Henrique Moura, imec University of Antwerp
Phil Reiter, imec University of Antwerp
Phil Reiter, Senior Researcher, imec University of Antwerp
Wildfires are destructive natural disasters that severely impact ecosystems, wildlife, and air quality. They emit large quantities of greenhouse gases, thus accelerating climate change. In the U.S., wildfires have become more frequent and severe, costing billions in property damage, infrastructure losses, and firefighting expenses. In 2022, 7.2 million acres caught fire costing around 2.5 billion dollars for Federal Firefighting, i.e., direct firefighting costs. These costs exceeded $89 billion in lost economic output for the U.S., in 2024 alone, and will cost more than 466, 000 jobs. Europe also faces rising wildfire threats due to hotter, drier summers, with an estimated 30,000 wildfires yearly, in particular in southern regions like Greece, Portugal, Spain, and Italy. Early detection of wildfires can mitigate the environmental, economic, and health impacts.

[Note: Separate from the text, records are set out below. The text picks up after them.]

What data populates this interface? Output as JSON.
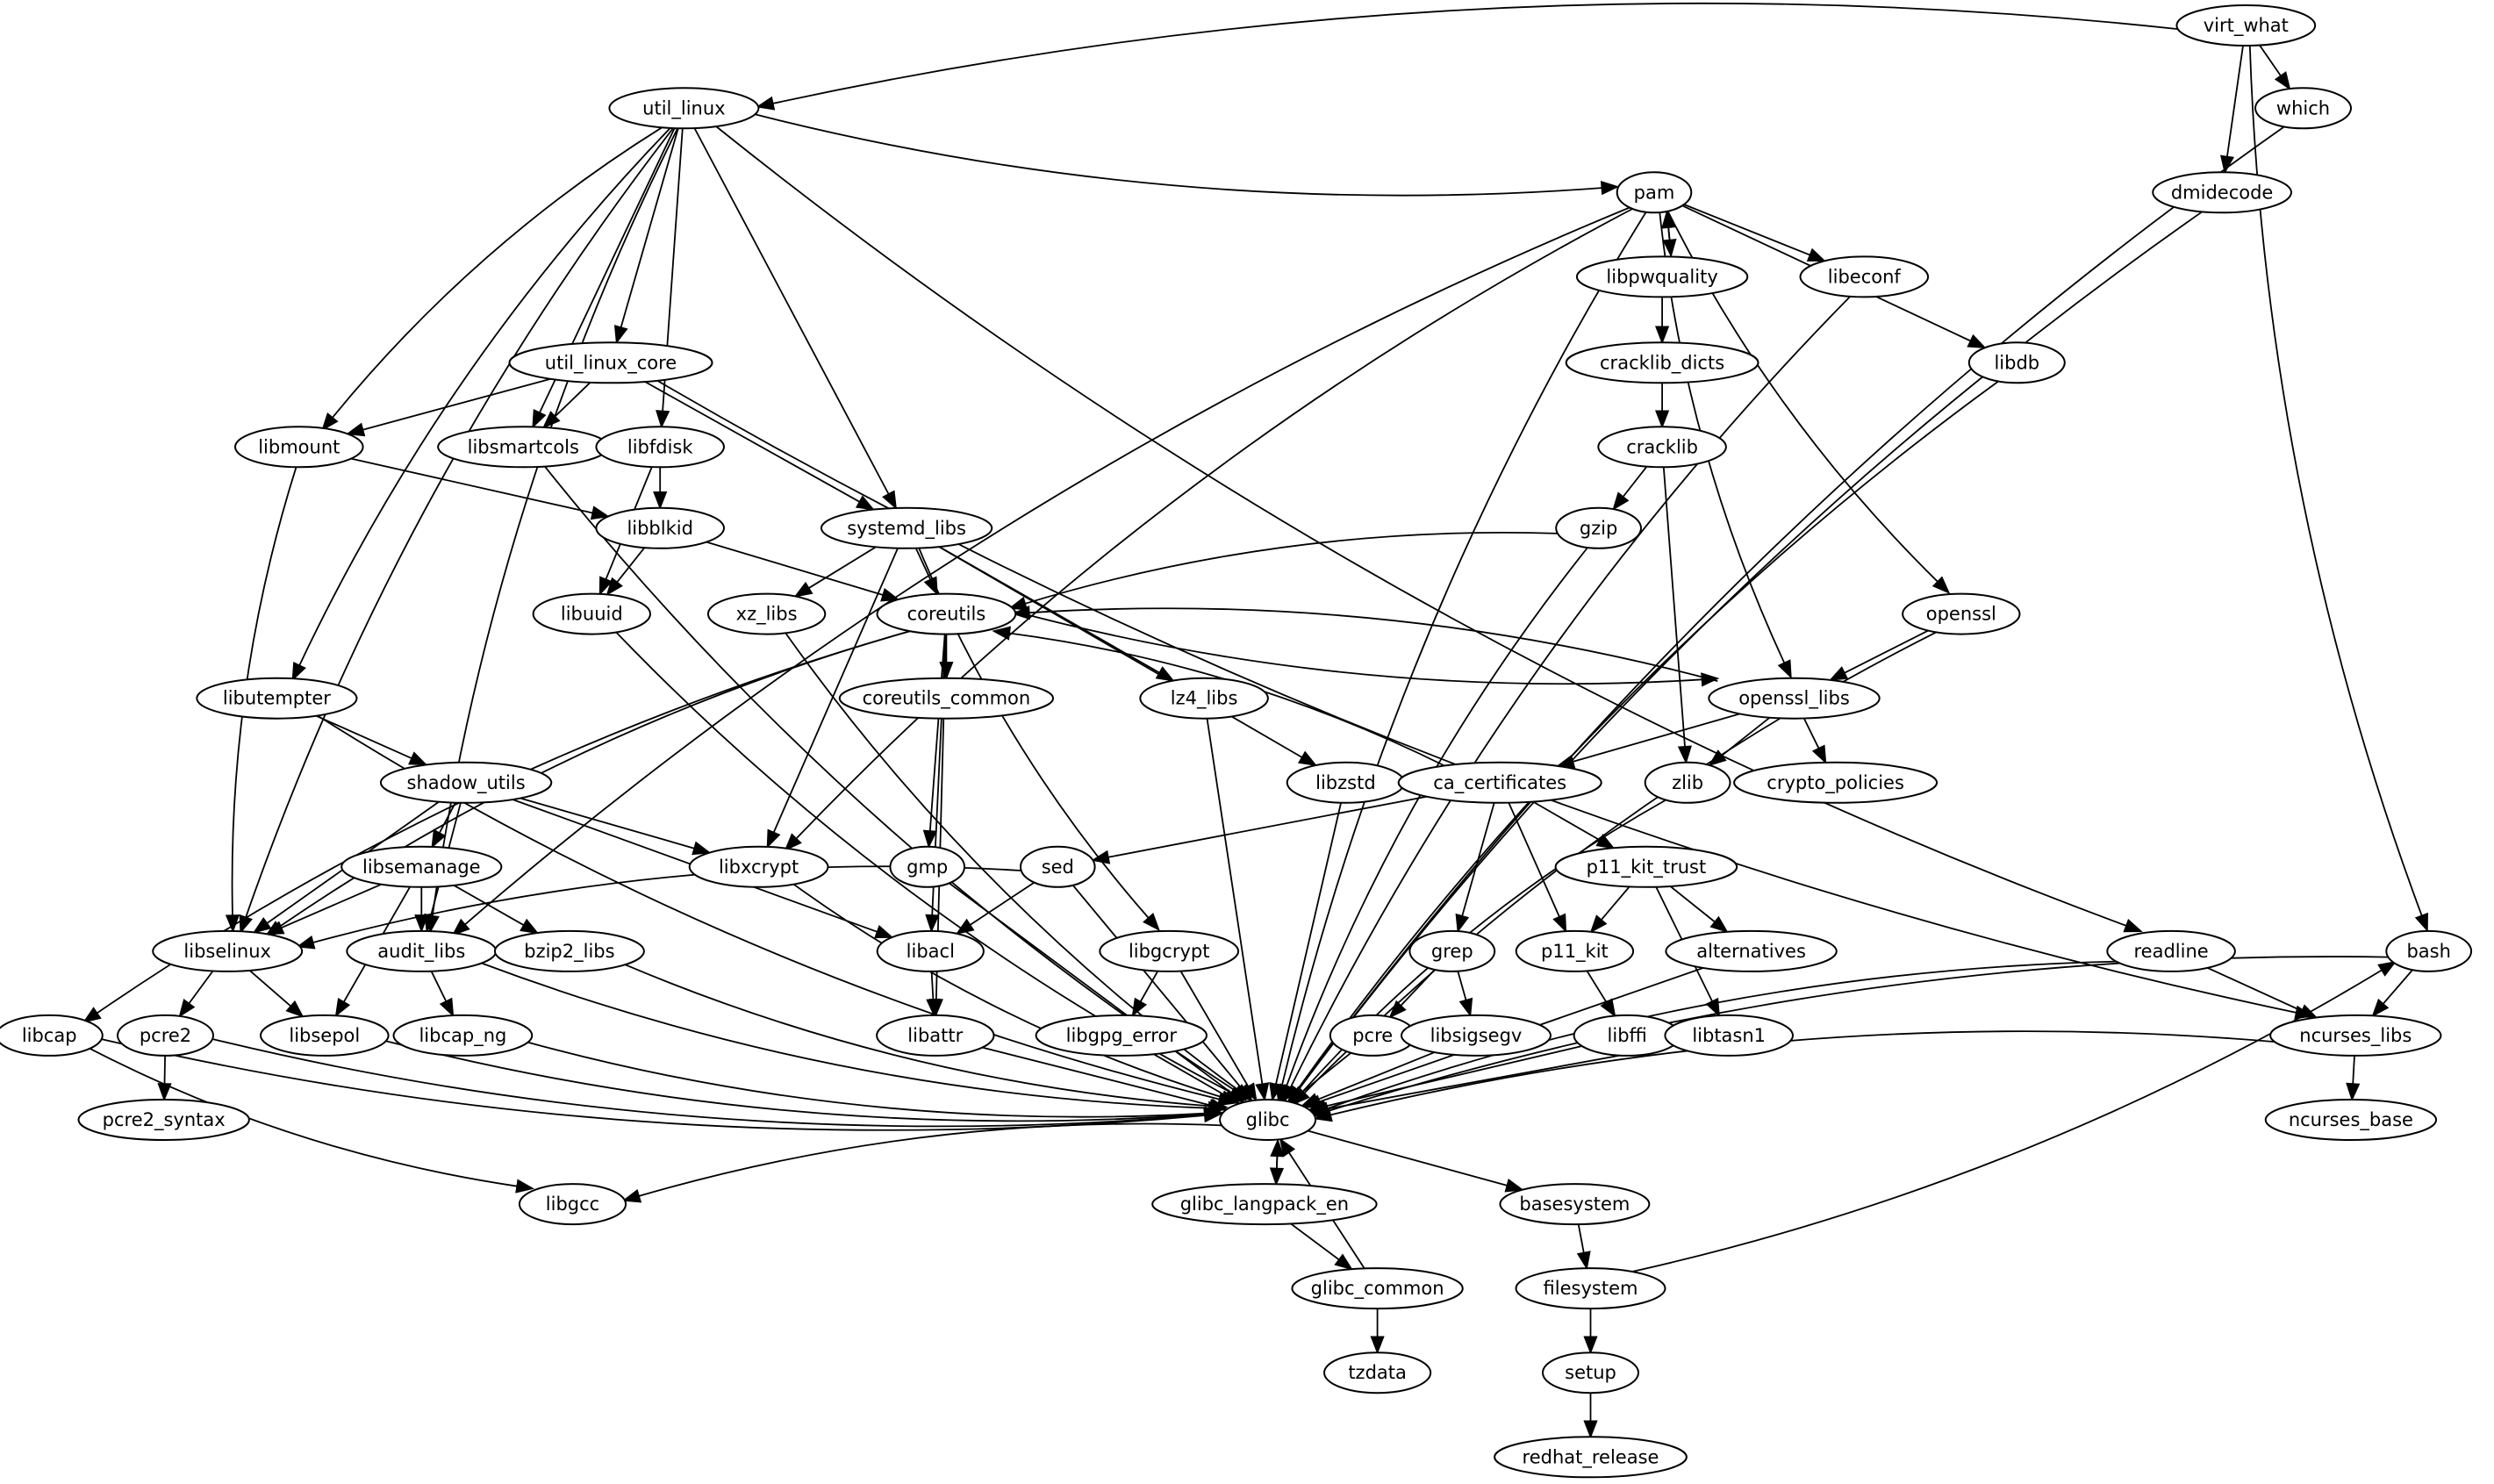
{
  "title": "Package dependency graph",
  "colors": {
    "background": "#ffffff",
    "stroke": "#000000",
    "text": "#000000"
  },
  "nodes": [
    "virt_what",
    "util_linux",
    "which",
    "pam",
    "dmidecode",
    "libpwquality",
    "libeconf",
    "util_linux_core",
    "cracklib_dicts",
    "libdb",
    "libmount",
    "libsmartcols",
    "libfdisk",
    "cracklib",
    "libblkid",
    "systemd_libs",
    "gzip",
    "libuuid",
    "xz_libs",
    "coreutils",
    "openssl",
    "libutempter",
    "coreutils_common",
    "lz4_libs",
    "openssl_libs",
    "shadow_utils",
    "libzstd",
    "ca_certificates",
    "zlib",
    "crypto_policies",
    "libsemanage",
    "libxcrypt",
    "gmp",
    "sed",
    "p11_kit_trust",
    "libselinux",
    "audit_libs",
    "bzip2_libs",
    "libacl",
    "libgcrypt",
    "grep",
    "p11_kit",
    "alternatives",
    "readline",
    "bash",
    "libcap",
    "pcre2",
    "libsepol",
    "libcap_ng",
    "libattr",
    "libgpg_error",
    "pcre",
    "libsigsegv",
    "libffi",
    "libtasn1",
    "ncurses_libs",
    "pcre2_syntax",
    "glibc",
    "ncurses_base",
    "libgcc",
    "glibc_langpack_en",
    "basesystem",
    "glibc_common",
    "filesystem",
    "tzdata",
    "setup",
    "redhat_release"
  ],
  "edges": [
    [
      "virt_what",
      "util_linux"
    ],
    [
      "virt_what",
      "which"
    ],
    [
      "virt_what",
      "dmidecode"
    ],
    [
      "virt_what",
      "bash"
    ],
    [
      "util_linux",
      "pam"
    ],
    [
      "util_linux",
      "util_linux_core"
    ],
    [
      "util_linux",
      "libmount"
    ],
    [
      "util_linux",
      "libsmartcols"
    ],
    [
      "util_linux",
      "libfdisk"
    ],
    [
      "util_linux",
      "systemd_libs"
    ],
    [
      "util_linux",
      "libutempter"
    ],
    [
      "util_linux",
      "libselinux"
    ],
    [
      "util_linux",
      "readline"
    ],
    [
      "util_linux",
      "audit_libs"
    ],
    [
      "which",
      "glibc"
    ],
    [
      "dmidecode",
      "glibc"
    ],
    [
      "pam",
      "libpwquality"
    ],
    [
      "libpwquality",
      "pam"
    ],
    [
      "pam",
      "libeconf"
    ],
    [
      "pam",
      "libdb"
    ],
    [
      "pam",
      "openssl_libs"
    ],
    [
      "pam",
      "openssl"
    ],
    [
      "pam",
      "libxcrypt"
    ],
    [
      "pam",
      "audit_libs"
    ],
    [
      "pam",
      "glibc"
    ],
    [
      "libpwquality",
      "cracklib_dicts"
    ],
    [
      "cracklib_dicts",
      "cracklib"
    ],
    [
      "libeconf",
      "glibc"
    ],
    [
      "libdb",
      "glibc"
    ],
    [
      "util_linux_core",
      "libmount"
    ],
    [
      "util_linux_core",
      "libsmartcols"
    ],
    [
      "util_linux_core",
      "systemd_libs"
    ],
    [
      "util_linux_core",
      "ncurses_libs"
    ],
    [
      "libmount",
      "libblkid"
    ],
    [
      "libmount",
      "libselinux"
    ],
    [
      "libsmartcols",
      "glibc"
    ],
    [
      "libfdisk",
      "libblkid"
    ],
    [
      "libfdisk",
      "libuuid"
    ],
    [
      "cracklib",
      "gzip"
    ],
    [
      "cracklib",
      "zlib"
    ],
    [
      "libblkid",
      "libuuid"
    ],
    [
      "libblkid",
      "coreutils"
    ],
    [
      "systemd_libs",
      "coreutils"
    ],
    [
      "systemd_libs",
      "xz_libs"
    ],
    [
      "systemd_libs",
      "lz4_libs"
    ],
    [
      "systemd_libs",
      "libzstd"
    ],
    [
      "systemd_libs",
      "libgcrypt"
    ],
    [
      "systemd_libs",
      "libxcrypt"
    ],
    [
      "gzip",
      "coreutils"
    ],
    [
      "gzip",
      "glibc"
    ],
    [
      "libuuid",
      "glibc"
    ],
    [
      "xz_libs",
      "glibc"
    ],
    [
      "coreutils",
      "coreutils_common"
    ],
    [
      "coreutils",
      "openssl_libs"
    ],
    [
      "coreutils",
      "gmp"
    ],
    [
      "coreutils",
      "libacl"
    ],
    [
      "coreutils",
      "libattr"
    ],
    [
      "coreutils",
      "libselinux"
    ],
    [
      "coreutils",
      "libcap"
    ],
    [
      "openssl",
      "openssl_libs"
    ],
    [
      "openssl",
      "glibc"
    ],
    [
      "libutempter",
      "shadow_utils"
    ],
    [
      "libutempter",
      "glibc"
    ],
    [
      "lz4_libs",
      "glibc"
    ],
    [
      "openssl_libs",
      "coreutils"
    ],
    [
      "openssl_libs",
      "ca_certificates"
    ],
    [
      "openssl_libs",
      "zlib"
    ],
    [
      "openssl_libs",
      "crypto_policies"
    ],
    [
      "shadow_utils",
      "libsemanage"
    ],
    [
      "shadow_utils",
      "libselinux"
    ],
    [
      "shadow_utils",
      "audit_libs"
    ],
    [
      "shadow_utils",
      "libxcrypt"
    ],
    [
      "shadow_utils",
      "libacl"
    ],
    [
      "libzstd",
      "glibc"
    ],
    [
      "ca_certificates",
      "coreutils"
    ],
    [
      "ca_certificates",
      "sed"
    ],
    [
      "ca_certificates",
      "grep"
    ],
    [
      "ca_certificates",
      "p11_kit"
    ],
    [
      "ca_certificates",
      "p11_kit_trust"
    ],
    [
      "zlib",
      "glibc"
    ],
    [
      "libsemanage",
      "libselinux"
    ],
    [
      "libsemanage",
      "audit_libs"
    ],
    [
      "libsemanage",
      "bzip2_libs"
    ],
    [
      "libsemanage",
      "libsepol"
    ],
    [
      "libxcrypt",
      "glibc"
    ],
    [
      "gmp",
      "glibc"
    ],
    [
      "sed",
      "libacl"
    ],
    [
      "sed",
      "libselinux"
    ],
    [
      "sed",
      "glibc"
    ],
    [
      "p11_kit_trust",
      "p11_kit"
    ],
    [
      "p11_kit_trust",
      "alternatives"
    ],
    [
      "p11_kit_trust",
      "libtasn1"
    ],
    [
      "libselinux",
      "pcre2"
    ],
    [
      "libselinux",
      "libsepol"
    ],
    [
      "audit_libs",
      "libcap_ng"
    ],
    [
      "audit_libs",
      "glibc"
    ],
    [
      "bzip2_libs",
      "glibc"
    ],
    [
      "libacl",
      "libattr"
    ],
    [
      "libgcrypt",
      "libgpg_error"
    ],
    [
      "libgcrypt",
      "glibc"
    ],
    [
      "grep",
      "pcre"
    ],
    [
      "grep",
      "libsigsegv"
    ],
    [
      "p11_kit",
      "libffi"
    ],
    [
      "alternatives",
      "glibc"
    ],
    [
      "readline",
      "ncurses_libs"
    ],
    [
      "readline",
      "glibc"
    ],
    [
      "bash",
      "ncurses_libs"
    ],
    [
      "bash",
      "glibc"
    ],
    [
      "libcap",
      "glibc"
    ],
    [
      "libcap",
      "libgcc"
    ],
    [
      "pcre2",
      "pcre2_syntax"
    ],
    [
      "pcre2",
      "glibc"
    ],
    [
      "libsepol",
      "glibc"
    ],
    [
      "libcap_ng",
      "glibc"
    ],
    [
      "libattr",
      "glibc"
    ],
    [
      "libgpg_error",
      "glibc"
    ],
    [
      "pcre",
      "glibc"
    ],
    [
      "libsigsegv",
      "glibc"
    ],
    [
      "libffi",
      "glibc"
    ],
    [
      "libtasn1",
      "glibc"
    ],
    [
      "ncurses_libs",
      "ncurses_base"
    ],
    [
      "ncurses_libs",
      "glibc"
    ],
    [
      "glibc",
      "libgcc"
    ],
    [
      "glibc",
      "glibc_langpack_en"
    ],
    [
      "glibc",
      "basesystem"
    ],
    [
      "glibc_langpack_en",
      "glibc"
    ],
    [
      "glibc_langpack_en",
      "glibc_common"
    ],
    [
      "glibc_common",
      "glibc"
    ],
    [
      "glibc_common",
      "tzdata"
    ],
    [
      "basesystem",
      "filesystem"
    ],
    [
      "filesystem",
      "setup"
    ],
    [
      "filesystem",
      "bash"
    ],
    [
      "setup",
      "redhat_release"
    ]
  ]
}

Satellites play a crucial role in quick detection, providing broader, continuous monitoring compared to traditional methods like ground-based sensors and aerial patrols, which are labor-intensive and limited in range. Satellite systems, including NASA’s MODIS and ESA’s Sentinel-2, detect fires through visible and infrared light, allowing observation of fire hotspots even through thick smoke. These systems can operate continuously across day and night, and cover vast areas, enabling authorities to manage evacuation and health advisories promptly. Deep learning in computer vision has revolutionized object detection and image segmentation, enabling precise partitioning of images into meaningful regions or objects with superhuman capabilities. These models excel at learning complex patterns and features from images, even in challenging scenarios like occlusions or varying lighting conditions. Their ability to generalize across diverse domains makes them a cornerstone of modern computer vision systems. Thus, we argue that satellite-based deep-learning models can provide an advanced tool for wildfire detection. These models can even run onboard the satellites, identifying thermal anomalies in large-scale images. However, the success of these models is challenged by the imbalanced nature of satellite data – where fire spots cover a small fraction of an image relative to the background – making training a model a hard process. The imbalance creates difficulties in accurately detecting wildfires, with models often misclassifying or missing fire pixels.
To address this, we propose balancing datasets using data-level techniques (e.g., resampling) and algorithm-level techniques (e.g., adjusting the loss function, performing class weight adjustment, or adding attention blocks to the neural network). We experimented with random oversampling methods, i.e., increasing the representation of minority classes by duplicating existing instances. But also use class weight adjustment to make the model more sensitive to underrepresented classes (fire-affected pixels). In this paper, we show that data augmentation is important for training a deep learning model, and with data imbalance using oversampling also helps obtain better results. We also tested the importance of the frequency bands used to train the model. Our results show that IR bands must be considered for fire detection from satellite images since they have greater thermal sensitivity and can propagate through smoke. Loss function optimization is critical for improving model accuracy on imbalanced datasets, allowing control over the trade-offs between false positives and negatives. Also, attention mechanisms can be crucial as they focus on learning the most relevant features, allowing models to prioritize minority class instances without requiring significant data augmentation or resampling. The proposed approach includes a workflow pipeline for wildfire detection that adjusts for dataset imbalances and uses specialized loss functions and attention modules, enhancing detection reliability in satellite imagery. We experimented with different attention blocks and loss functions. Our results show that using an attention block and an appropriate loss function helps improve the model’s convergence time and the final performance in terms of the final F1 score while keeping the precision and recall of the model balanced. Our best model obtains an F1 score of 0.9786 on the test set, while the accuracy reached 0.999999 on a dataset with less than 0.5% positive cases. The combination of techniques used in the paper holds promise for advancing wildfire monitoring, enabling authorities to act swiftly in reducing wildfire impacts and protecting at-risk regions and populations.